You sit up high, so it feels like a proper SUV. All models get a digital dashboard, replacing analogue speedo and dials, and a ‘floating’ tablet-style touchscreen above the centre console. The controls are all familiar from other Volkswagen Group models, which offers either a reassuring welcome or a dreaded reminder of where costs are trimmed back.
While the Tarraco has avoided the worst of recent Volkswagen Group touchscreen excesses, like with any such screen it’s not the easiest thing to operate on the move (if you stab at the screen on anything other than a perfectly smooth road, your finger will almost inevitably press the wrong thing), so you tend to resort to the fiddlier wheel-mounted buttons. Some specs also get gesture control and an Amazon Alexa-powered voice command system.

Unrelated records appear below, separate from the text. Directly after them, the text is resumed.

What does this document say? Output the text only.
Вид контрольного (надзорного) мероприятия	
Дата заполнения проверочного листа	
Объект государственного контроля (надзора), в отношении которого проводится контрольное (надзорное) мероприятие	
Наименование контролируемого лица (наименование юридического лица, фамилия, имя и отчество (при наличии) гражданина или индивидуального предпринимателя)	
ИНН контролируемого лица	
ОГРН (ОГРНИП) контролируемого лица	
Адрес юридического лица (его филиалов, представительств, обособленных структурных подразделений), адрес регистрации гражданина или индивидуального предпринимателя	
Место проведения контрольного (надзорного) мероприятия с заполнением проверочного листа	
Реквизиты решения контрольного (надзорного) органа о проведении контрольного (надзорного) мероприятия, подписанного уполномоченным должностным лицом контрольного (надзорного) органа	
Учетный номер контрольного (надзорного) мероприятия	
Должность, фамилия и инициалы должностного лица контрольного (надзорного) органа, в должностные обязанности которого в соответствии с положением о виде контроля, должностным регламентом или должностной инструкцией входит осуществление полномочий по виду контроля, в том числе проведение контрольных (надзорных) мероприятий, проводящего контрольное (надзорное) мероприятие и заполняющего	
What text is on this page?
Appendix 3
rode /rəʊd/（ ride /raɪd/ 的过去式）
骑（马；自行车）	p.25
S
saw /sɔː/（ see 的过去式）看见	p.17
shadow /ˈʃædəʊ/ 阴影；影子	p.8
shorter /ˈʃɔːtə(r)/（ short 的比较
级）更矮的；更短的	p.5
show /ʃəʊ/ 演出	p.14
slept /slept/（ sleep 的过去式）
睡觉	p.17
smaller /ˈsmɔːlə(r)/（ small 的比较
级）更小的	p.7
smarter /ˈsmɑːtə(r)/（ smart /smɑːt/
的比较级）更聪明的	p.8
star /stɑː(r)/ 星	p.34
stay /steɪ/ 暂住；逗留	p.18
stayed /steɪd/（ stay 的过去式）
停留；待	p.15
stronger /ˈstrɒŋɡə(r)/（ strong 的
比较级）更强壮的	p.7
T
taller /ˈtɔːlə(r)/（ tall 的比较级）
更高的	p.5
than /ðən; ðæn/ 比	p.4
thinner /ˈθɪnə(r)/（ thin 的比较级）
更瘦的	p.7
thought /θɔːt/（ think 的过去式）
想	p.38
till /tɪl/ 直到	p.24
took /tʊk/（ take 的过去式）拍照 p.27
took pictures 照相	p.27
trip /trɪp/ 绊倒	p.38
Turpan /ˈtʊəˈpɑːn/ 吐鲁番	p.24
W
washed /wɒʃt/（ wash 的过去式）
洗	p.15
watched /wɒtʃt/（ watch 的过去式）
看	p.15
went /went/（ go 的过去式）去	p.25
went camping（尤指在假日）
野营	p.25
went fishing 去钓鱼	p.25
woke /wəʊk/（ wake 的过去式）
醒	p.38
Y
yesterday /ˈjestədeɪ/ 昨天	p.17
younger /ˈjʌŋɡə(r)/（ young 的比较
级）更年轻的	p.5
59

And where some Seat cabins can be a little dark and soulless, the Tarraco plays with some interesting materials and textiles – we’ve driven specs of the car with a wood-like strip across the width of the dashboard, trim in places that looks and feels like denim, arguably more appealing than the full leather upholstery of the most premium trims.
Moving rearwards, there’s loads of headroom – even with the panoramic glass roof on higher-spec models, which eats into cabin space – and the second row of furniture slides and reclines, creating more room for passengers in the third row, who will certainly appreciate it. Max bootspace with the third row folded is 700 litres, a useful 70 litres – or a large coolbox – more than a seven-seat Kodiaq. With seven seats up, 230 litres gives you room for a few soft bags but not much else. You’ll get a supermarket shop in there, at least.